In general, function is linear if it acts like this, for instance $f(ax+by) = af(x) + bf(y)$ where $a,b$ are numbers and $x,y$ are some kind of mathematical objects. For instance, matrix multiplication is linear, $A(ax+by) = aA(x) + bA(y)$.

#### Example (Bernoulli)
Suppose $X_1$ and $X_2$ are Bernoulli variables with parameters $\pi_1$ and $\pi_2$. What is the expectation of $X_1 + X_2$? 
Using the linearity of expectation, we find that $\pi_1 + \pi_2$! 

### Variance
The variance of a random variable $X$ captures its dispersion, or how spread out it is. 

#### Definition (Variance)
> Let $X$ be a discrete random variable. Then $$\textrm{Var}(X) = E(X^2) - E(X)^2$$ is the *variance* or of $X$.

#### Example (Bernoulli)
Let $X$ be Bernoulli distributed with success probability $\pi$, i.e., $p(X=1) = \pi$ and $p(X=0) = 1 - \pi$. Then $E(X) = \pi$, so we can calculate the $E(X)^2 = \pi^2$ part of the variance equation. To calculate the $EX^2$ part, use
$$p(X=1)\cdot1^2 + p(X=0)\cdot 0^2 = \pi\cdot1^2+ (1-\pi) \cdot 0 = 0^2.$$
Hence $\textrm{Var}(X) = \pi - \pi^2 = \pi(1-\pi)$.

### Estimator
Let $\theta$ be some population value, e.g., an expectation $E(X)$ of some sort, or a regression coefficient. This value is typically unknown. An estimator $\hat{\theta}_n$ is a statistical measurement, based on observed data, of this population value. Whenever we say a population value, think about input to the data-generating process: These are the exact values the creator of a simulation study decides on.

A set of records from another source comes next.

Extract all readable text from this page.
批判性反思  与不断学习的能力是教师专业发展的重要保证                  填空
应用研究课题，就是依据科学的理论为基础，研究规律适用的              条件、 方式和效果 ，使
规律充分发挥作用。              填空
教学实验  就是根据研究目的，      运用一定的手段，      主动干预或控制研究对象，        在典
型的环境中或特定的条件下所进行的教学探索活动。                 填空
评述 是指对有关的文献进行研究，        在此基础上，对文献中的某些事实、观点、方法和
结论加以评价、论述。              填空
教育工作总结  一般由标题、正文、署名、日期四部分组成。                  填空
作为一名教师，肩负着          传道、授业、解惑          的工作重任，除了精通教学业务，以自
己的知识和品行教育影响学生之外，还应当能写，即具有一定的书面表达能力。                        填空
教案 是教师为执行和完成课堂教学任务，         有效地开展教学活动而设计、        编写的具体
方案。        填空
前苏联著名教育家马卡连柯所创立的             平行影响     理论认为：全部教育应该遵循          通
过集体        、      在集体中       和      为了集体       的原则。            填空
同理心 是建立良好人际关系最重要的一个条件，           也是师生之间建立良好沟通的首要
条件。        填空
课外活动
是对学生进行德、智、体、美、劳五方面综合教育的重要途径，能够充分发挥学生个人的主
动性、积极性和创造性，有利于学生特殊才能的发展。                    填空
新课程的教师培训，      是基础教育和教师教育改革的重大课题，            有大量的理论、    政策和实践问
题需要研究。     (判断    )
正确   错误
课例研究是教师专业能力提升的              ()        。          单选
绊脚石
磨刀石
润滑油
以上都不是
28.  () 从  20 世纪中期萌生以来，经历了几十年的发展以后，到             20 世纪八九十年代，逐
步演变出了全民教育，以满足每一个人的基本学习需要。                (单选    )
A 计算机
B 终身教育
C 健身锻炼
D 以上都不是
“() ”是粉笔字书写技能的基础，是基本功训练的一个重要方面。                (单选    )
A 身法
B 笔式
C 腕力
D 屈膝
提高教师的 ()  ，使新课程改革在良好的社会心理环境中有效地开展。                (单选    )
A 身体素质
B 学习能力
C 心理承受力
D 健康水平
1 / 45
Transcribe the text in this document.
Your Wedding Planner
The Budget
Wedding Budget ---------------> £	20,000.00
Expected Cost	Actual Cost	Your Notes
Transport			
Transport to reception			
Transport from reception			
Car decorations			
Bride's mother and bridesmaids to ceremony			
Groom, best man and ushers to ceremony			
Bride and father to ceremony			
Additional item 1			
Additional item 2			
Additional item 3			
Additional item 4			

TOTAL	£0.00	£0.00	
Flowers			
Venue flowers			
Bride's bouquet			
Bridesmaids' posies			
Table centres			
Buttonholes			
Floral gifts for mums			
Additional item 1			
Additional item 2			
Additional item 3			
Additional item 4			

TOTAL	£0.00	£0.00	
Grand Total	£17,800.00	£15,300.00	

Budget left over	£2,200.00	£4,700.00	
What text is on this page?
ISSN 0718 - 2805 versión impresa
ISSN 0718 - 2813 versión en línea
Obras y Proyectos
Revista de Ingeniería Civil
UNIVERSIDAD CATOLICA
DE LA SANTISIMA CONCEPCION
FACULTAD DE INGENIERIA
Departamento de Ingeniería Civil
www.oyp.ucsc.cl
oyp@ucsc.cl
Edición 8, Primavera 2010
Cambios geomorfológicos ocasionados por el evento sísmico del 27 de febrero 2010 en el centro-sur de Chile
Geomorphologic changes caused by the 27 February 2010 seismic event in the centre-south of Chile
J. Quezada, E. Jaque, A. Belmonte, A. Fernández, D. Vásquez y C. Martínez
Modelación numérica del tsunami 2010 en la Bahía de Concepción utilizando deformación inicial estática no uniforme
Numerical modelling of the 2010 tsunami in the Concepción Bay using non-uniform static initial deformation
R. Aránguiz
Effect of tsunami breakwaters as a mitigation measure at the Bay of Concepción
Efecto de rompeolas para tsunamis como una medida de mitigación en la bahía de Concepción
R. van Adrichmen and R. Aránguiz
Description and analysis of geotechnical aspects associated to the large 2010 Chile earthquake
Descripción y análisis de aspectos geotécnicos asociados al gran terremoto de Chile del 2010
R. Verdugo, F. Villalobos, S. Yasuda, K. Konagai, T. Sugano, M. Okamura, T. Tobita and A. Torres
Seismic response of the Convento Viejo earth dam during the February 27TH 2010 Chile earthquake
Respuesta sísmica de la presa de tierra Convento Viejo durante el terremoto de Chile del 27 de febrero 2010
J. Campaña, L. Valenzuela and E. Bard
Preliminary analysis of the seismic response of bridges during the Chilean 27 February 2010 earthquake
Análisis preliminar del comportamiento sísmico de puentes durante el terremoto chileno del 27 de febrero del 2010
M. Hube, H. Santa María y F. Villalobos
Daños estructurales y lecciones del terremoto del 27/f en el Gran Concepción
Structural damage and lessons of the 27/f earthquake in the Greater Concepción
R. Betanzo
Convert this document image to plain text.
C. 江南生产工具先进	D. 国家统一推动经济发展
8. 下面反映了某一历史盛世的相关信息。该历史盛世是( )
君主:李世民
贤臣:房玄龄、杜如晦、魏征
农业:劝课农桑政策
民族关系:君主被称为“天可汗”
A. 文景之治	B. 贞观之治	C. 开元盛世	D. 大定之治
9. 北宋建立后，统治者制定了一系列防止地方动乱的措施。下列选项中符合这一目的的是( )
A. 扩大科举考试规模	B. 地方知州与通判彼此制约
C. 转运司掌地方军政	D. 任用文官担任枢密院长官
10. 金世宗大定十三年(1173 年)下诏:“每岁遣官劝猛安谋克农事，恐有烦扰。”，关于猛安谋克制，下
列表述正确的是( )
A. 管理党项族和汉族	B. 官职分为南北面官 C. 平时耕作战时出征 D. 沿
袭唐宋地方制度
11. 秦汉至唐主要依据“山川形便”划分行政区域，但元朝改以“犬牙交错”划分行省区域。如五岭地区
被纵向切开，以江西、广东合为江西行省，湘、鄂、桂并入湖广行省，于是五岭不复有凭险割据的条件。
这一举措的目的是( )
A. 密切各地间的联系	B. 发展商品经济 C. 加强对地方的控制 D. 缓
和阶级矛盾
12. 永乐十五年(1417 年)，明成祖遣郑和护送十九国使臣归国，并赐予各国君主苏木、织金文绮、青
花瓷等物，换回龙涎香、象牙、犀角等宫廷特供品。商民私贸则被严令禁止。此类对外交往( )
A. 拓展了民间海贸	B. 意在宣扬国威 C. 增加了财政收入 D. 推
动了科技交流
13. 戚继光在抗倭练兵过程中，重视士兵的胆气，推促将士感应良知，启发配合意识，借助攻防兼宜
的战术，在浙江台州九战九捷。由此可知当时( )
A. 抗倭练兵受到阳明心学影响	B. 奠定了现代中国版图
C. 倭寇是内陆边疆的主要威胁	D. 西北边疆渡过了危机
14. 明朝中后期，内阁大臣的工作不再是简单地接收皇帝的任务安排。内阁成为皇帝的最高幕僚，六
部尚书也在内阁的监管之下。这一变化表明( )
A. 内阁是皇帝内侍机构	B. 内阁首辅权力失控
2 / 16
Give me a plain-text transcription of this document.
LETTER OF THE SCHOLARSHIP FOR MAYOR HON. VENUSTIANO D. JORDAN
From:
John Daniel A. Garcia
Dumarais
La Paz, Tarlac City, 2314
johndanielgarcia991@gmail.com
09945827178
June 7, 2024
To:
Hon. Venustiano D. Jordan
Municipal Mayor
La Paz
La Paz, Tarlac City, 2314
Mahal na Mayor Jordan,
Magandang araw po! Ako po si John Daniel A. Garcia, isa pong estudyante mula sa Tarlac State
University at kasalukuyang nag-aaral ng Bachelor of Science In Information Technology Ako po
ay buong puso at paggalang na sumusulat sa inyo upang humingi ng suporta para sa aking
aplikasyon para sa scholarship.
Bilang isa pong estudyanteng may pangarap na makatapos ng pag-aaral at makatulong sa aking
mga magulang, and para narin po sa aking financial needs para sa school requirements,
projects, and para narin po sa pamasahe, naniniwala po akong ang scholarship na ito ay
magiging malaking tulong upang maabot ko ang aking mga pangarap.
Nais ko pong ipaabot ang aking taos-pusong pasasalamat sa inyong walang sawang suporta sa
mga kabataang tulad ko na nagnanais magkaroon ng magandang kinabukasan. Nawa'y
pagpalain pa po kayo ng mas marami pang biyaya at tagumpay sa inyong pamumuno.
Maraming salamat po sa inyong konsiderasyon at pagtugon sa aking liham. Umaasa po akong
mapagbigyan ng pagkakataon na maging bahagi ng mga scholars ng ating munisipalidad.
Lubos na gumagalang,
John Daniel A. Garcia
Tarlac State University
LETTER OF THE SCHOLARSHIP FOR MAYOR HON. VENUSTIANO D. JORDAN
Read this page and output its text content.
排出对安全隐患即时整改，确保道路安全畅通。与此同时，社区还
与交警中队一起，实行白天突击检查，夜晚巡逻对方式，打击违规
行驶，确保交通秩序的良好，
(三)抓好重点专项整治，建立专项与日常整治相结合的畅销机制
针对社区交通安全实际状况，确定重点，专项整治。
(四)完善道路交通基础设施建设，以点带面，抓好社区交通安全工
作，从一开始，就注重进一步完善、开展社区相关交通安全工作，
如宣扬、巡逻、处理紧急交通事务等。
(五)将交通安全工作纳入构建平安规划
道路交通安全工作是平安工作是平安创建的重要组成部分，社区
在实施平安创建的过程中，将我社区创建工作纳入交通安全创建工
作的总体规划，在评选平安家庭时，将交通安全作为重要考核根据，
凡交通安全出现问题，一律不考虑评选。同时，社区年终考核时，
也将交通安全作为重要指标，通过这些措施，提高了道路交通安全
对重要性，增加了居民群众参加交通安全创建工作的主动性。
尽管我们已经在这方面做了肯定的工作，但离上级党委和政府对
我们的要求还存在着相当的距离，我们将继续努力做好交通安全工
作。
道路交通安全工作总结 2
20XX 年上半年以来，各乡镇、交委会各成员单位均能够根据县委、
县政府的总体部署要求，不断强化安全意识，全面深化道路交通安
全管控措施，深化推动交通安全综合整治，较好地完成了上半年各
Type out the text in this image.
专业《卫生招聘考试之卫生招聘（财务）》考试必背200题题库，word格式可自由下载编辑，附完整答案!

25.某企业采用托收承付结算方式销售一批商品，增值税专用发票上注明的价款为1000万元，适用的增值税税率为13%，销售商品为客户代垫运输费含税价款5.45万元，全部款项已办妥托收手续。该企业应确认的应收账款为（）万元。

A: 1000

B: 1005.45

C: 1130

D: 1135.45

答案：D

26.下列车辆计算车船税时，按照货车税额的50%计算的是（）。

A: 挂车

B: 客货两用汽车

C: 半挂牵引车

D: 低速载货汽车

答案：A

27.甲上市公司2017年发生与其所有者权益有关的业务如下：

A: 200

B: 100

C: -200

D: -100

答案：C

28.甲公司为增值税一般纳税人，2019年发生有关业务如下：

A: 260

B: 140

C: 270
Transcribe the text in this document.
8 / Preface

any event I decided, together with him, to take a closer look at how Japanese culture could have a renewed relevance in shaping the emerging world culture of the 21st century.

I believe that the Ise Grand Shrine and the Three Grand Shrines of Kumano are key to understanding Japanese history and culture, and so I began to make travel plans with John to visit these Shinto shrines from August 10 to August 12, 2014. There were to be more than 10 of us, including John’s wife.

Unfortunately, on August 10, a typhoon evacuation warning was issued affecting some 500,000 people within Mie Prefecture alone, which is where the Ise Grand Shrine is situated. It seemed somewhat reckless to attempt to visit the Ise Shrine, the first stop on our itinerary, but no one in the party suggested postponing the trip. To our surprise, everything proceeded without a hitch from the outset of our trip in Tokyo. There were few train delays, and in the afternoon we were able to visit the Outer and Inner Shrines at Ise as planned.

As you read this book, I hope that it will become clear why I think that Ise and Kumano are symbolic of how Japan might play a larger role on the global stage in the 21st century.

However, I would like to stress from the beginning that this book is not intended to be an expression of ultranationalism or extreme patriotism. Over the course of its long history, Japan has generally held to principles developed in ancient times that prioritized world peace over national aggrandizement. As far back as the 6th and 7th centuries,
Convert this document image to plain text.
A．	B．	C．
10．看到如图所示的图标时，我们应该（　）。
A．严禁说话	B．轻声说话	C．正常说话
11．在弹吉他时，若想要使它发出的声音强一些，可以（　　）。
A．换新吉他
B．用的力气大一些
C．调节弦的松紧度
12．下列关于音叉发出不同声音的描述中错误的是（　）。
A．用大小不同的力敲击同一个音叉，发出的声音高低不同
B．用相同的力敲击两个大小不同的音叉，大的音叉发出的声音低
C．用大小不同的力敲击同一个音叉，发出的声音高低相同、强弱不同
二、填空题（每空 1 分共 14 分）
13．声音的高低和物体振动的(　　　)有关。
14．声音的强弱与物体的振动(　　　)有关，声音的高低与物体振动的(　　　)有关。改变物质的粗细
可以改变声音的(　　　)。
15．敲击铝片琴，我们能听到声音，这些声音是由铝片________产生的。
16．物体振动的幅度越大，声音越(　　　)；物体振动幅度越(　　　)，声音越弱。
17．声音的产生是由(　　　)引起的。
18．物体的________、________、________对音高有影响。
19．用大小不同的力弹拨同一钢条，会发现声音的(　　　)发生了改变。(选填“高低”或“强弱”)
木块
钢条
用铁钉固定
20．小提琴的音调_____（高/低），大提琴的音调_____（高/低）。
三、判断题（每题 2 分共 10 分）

#### Definition (Estimator) ([Wikipedia source](https://en.wikipedia.org/wiki/Estimator))
> In statistics, an estimator is a rule for calculating an estimate of a given quantity based on observed data: thus the rule (the estimator), the quantity of interest (the estimand) and its result (the estimate) are distinguished. For example, the sample mean is a commonly used estimator of the population mean.

#### Examples
1. Let $Y \sim \beta_0 + \beta_1 X + \epsilon$ and $\hat{\beta_1}$ be the regression coefficient estimated by least squares or least absolute deviations. Then $\hat{\beta_1}$ is an estimator of $\beta_1$, and $\beta_1$ is the estimand of $\hat{\beta_1}$.
2. Let $x = x_1, x_2, ..., x_n$ be some observed data. Then the mean (i.e., `np.mean(x)`) of $x$ is an estimator of the theoretical population mean $\mu$. 
3. Suppose we have a regression model with $p$ covariates and calculate its $R^2$. Then $R^2$ is an estimator of the true population $R^2$.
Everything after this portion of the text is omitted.